By Josh Smith
SEOUL (Reuters) – North Korea’s provision of weapons has strengthened Russia’s hand in Ukraine by allowing it to keep its arsenals stocked at home, Germany’s top military official said during a visit to South Korea on Monday.
Chief of Defence General Carsten Breuer said Russian President Vladimir Putin would not have reached out to North Korean leader Kim Jong Un for weapons if they were not useful.
“It’s about increasing the production of weapons for Russia’s aggression in Ukraine, it’s also strengthening Russia by making it possible for them to keep their stocks like they are,” Breuer told reporters in the South Korean capital Seoul.
Ukraine and the United States, among other countries and independent analysts, say that Kim is helping Russia in the war against Ukraine by supplying rockets and missiles in return for economic and other military assistance from Moscow.
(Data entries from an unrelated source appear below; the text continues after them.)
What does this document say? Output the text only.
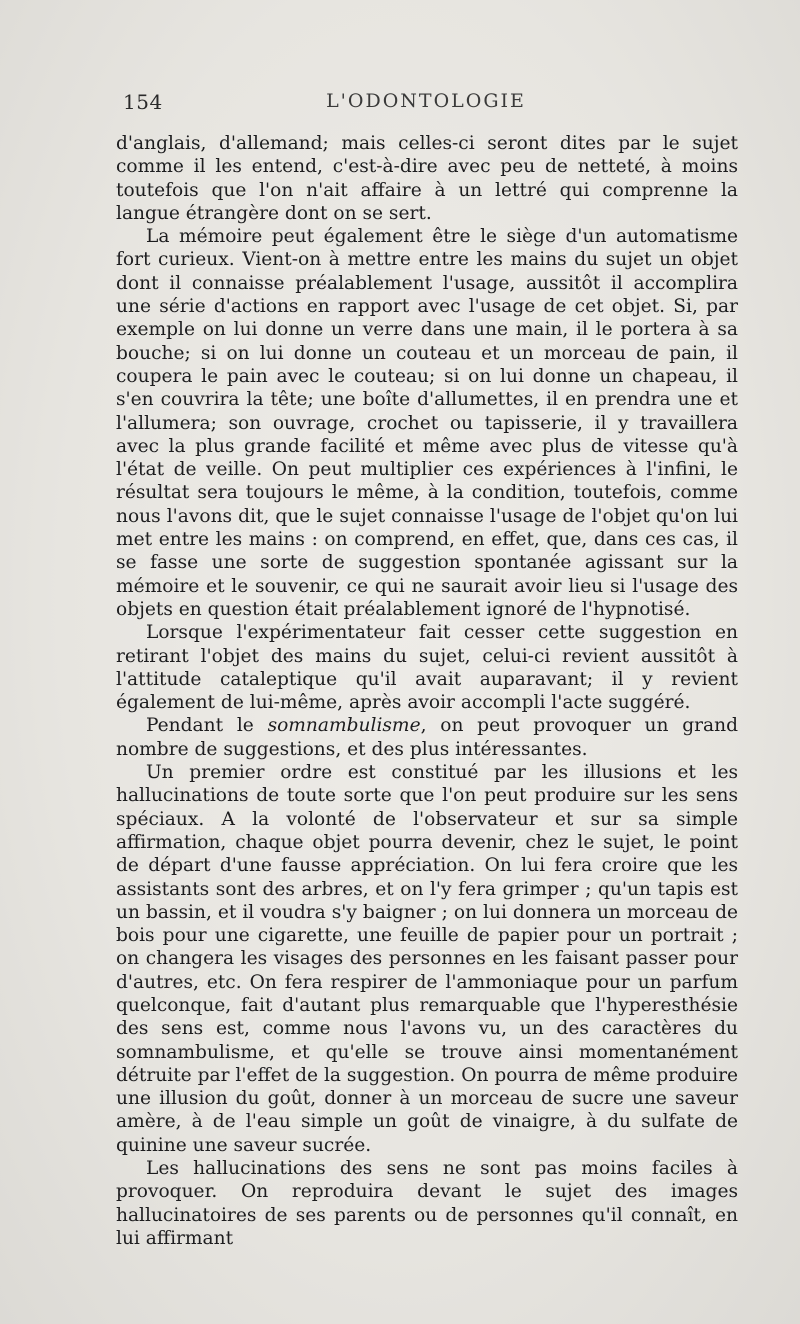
154	L'ODONTOLOGIE

d'anglais, d'allemand; mais celles-ci seront dites par le sujet comme il les entend, c'est-à-dire avec peu de netteté, à moins toutefois que l'on n'ait affaire à un lettré qui comprenne la langue étrangère dont on se sert.

La mémoire peut également être le siège d'un automatisme fort curieux. Vient-on à mettre entre les mains du sujet un objet dont il connaisse préalablement l'usage, aussitôt il accomplira une série d'actions en rapport avec l'usage de cet objet. Si, par exemple on lui donne un verre dans une main, il le portera à sa bouche; si on lui donne un couteau et un morceau de pain, il coupera le pain avec le couteau; si on lui donne un chapeau, il s'en couvrira la tête; une boîte d'allumettes, il en prendra une et l'allumera; son ouvrage, crochet ou tapisserie, il y travaillera avec la plus grande facilité et même avec plus de vitesse qu'à l'état de veille. On peut multiplier ces expériences à l'infini, le résultat sera toujours le même, à la condition, toutefois, comme nous l'avons dit, que le sujet connaisse l'usage de l'objet qu'on lui met entre les mains : on comprend, en effet, que, dans ces cas, il se fasse une sorte de suggestion spontanée agissant sur la mémoire et le souvenir, ce qui ne saurait avoir lieu si l'usage des objets en question était préalablement ignoré de l'hypnotisé.

Lorsque l'expérimentateur fait cesser cette suggestion en retirant l'objet des mains du sujet, celui-ci revient aussitôt à l'attitude cataleptique qu'il avait auparavant; il y revient également de lui-même, après avoir accompli l'acte suggéré.

Pendant le somnambulisme, on peut provoquer un grand nombre de suggestions, et des plus intéressantes.

Un premier ordre est constitué par les illusions et les hallucinations de toute sorte que l'on peut produire sur les sens spéciaux. A la volonté de l'observateur et sur sa simple affirmation, chaque objet pourra devenir, chez le sujet, le point de départ d'une fausse appréciation. On lui fera croire que les assistants sont des arbres, et on l'y fera grimper ; qu'un tapis est un bassin, et il voudra s'y baigner ; on lui donnera un morceau de bois pour une cigarette, une feuille de papier pour un portrait ; on changera les visages des personnes en les faisant passer pour d'autres, etc. On fera respirer de l'ammoniaque pour un parfum quelconque, fait d'autant plus remarquable que l'hyperesthésie des sens est, comme nous l'avons vu, un des caractères du somnambulisme, et qu'elle se trouve ainsi momentanément détruite par l'effet de la suggestion. On pourra de même produire une illusion du goût, donner à un morceau de sucre une saveur amère, à de l'eau simple un goût de vinaigre, à du sulfate de quinine une saveur sucrée.

Les hallucinations des sens ne sont pas moins faciles à provoquer. On reproduira devant le sujet des images hallucinatoires de ses parents ou de personnes qu'il connaît, en lui affirmant
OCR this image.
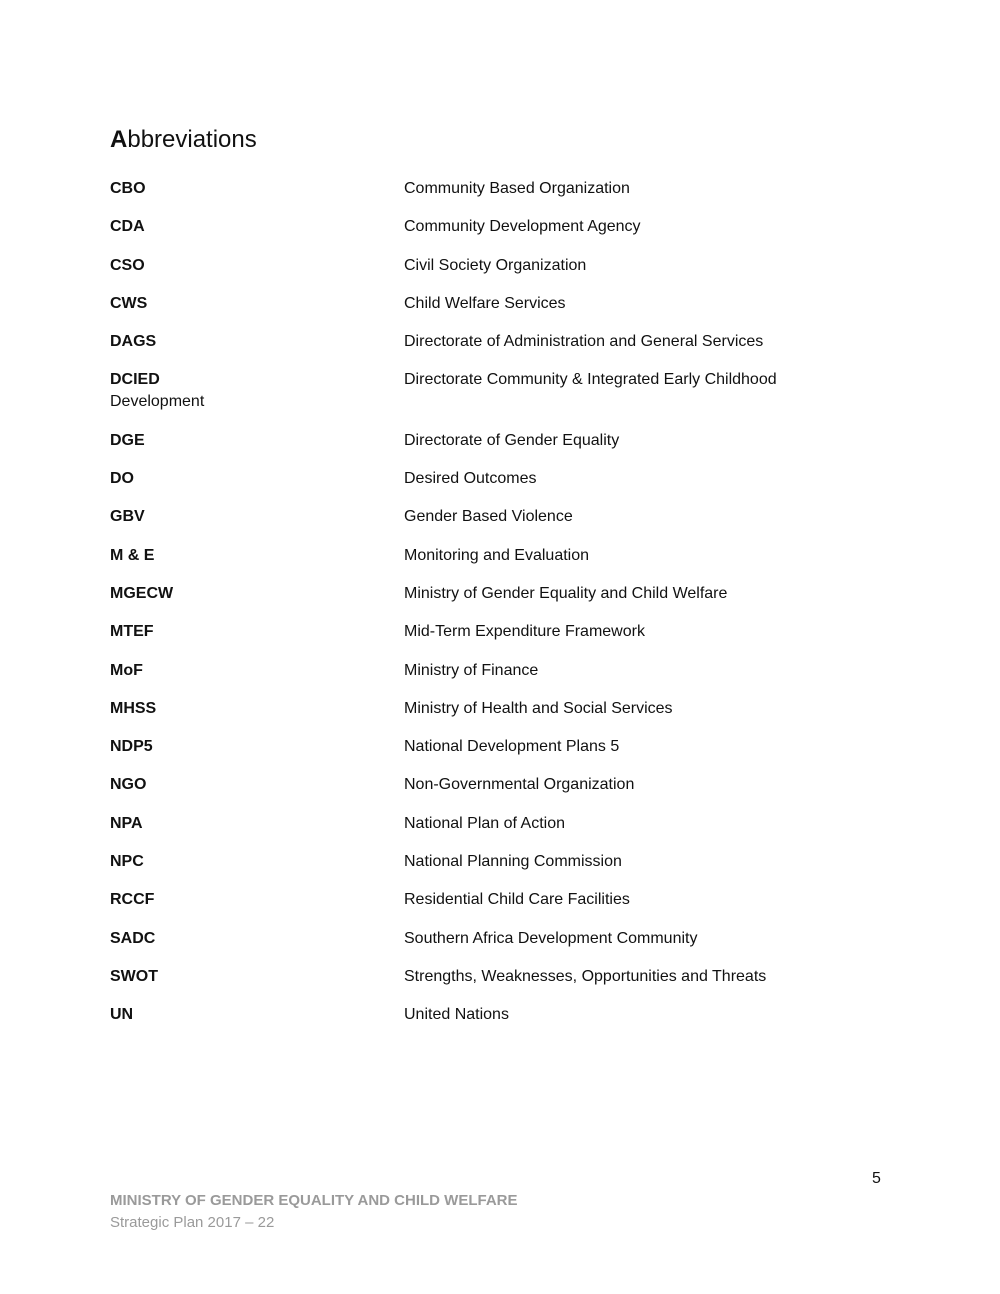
Abbreviations
CBO	Community Based Organization
CDA	Community Development Agency
CSO	Civil Society Organization
CWS	Child Welfare Services
DAGS	Directorate of Administration and General Services
DCIED	Directorate Community & Integrated Early Childhood
Development
DGE	Directorate of Gender Equality
DO	Desired Outcomes
GBV	Gender Based Violence
M & E	Monitoring and Evaluation
MGECW	Ministry of Gender Equality and Child Welfare
MTEF	Mid-Term Expenditure Framework
MoF	Ministry of Finance
MHSS	Ministry of Health and Social Services
NDP5	National Development Plans 5
NGO	Non-Governmental Organization
NPA	National Plan of Action
NPC	National Planning Commission
RCCF	Residential Child Care Facilities
SADC	Southern Africa Development Community
SWOT	Strengths, Weaknesses, Opportunities and Threats
UN	United Nations
5
MINISTRY OF GENDER EQUALITY AND CHILD WELFARE
Strategic Plan 2017 – 22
North Korea has shipped at least 16,500 containers of munitions and related materiel to Russia since September last year, and Russia had launched more than 65 of those missiles at targets in Ukraine, Robert Koepcke, U.S. deputy assistant secretary of state, said in a speech last week.
Moscow and Pyongyang have denied direct arms transfers, which would violate United Nations embargoes.
When asked whether he had pressed South Korea to directly provide weapons to Ukraine, Breuer said he shared Ukraine’s view that anti-aircraft devices, infantry fighting vehicles and other weapons would be useful in the fight and that every country should do all they can.
South Korea has provided non-lethal equipment and aid but has said it does not plan to send weapons unless Russia’s cooperation with North Korea crosses unspecified red lines.
“We have told North Korea that their security cooperation with Russia has direct implications for our security situation,” German Ambassador to South Korea Georg Schmidt said.
During his visit to South Korea, Breuer toured two German warships that had docked there before crossing the South China Sea on their way to a stop in Manila.
The general declined to confirm if the ships would transit the disputed Taiwan Strait, which would be the first such voyage by German warships in more than 20 years.
China claims sovereignty over democratically governed Taiwan, and says it has jurisdiction over the nearly 180-km (110 miles) wide waterway.
Taiwan objects to China’s sovereignty claims and says only the island’s people can decide their future.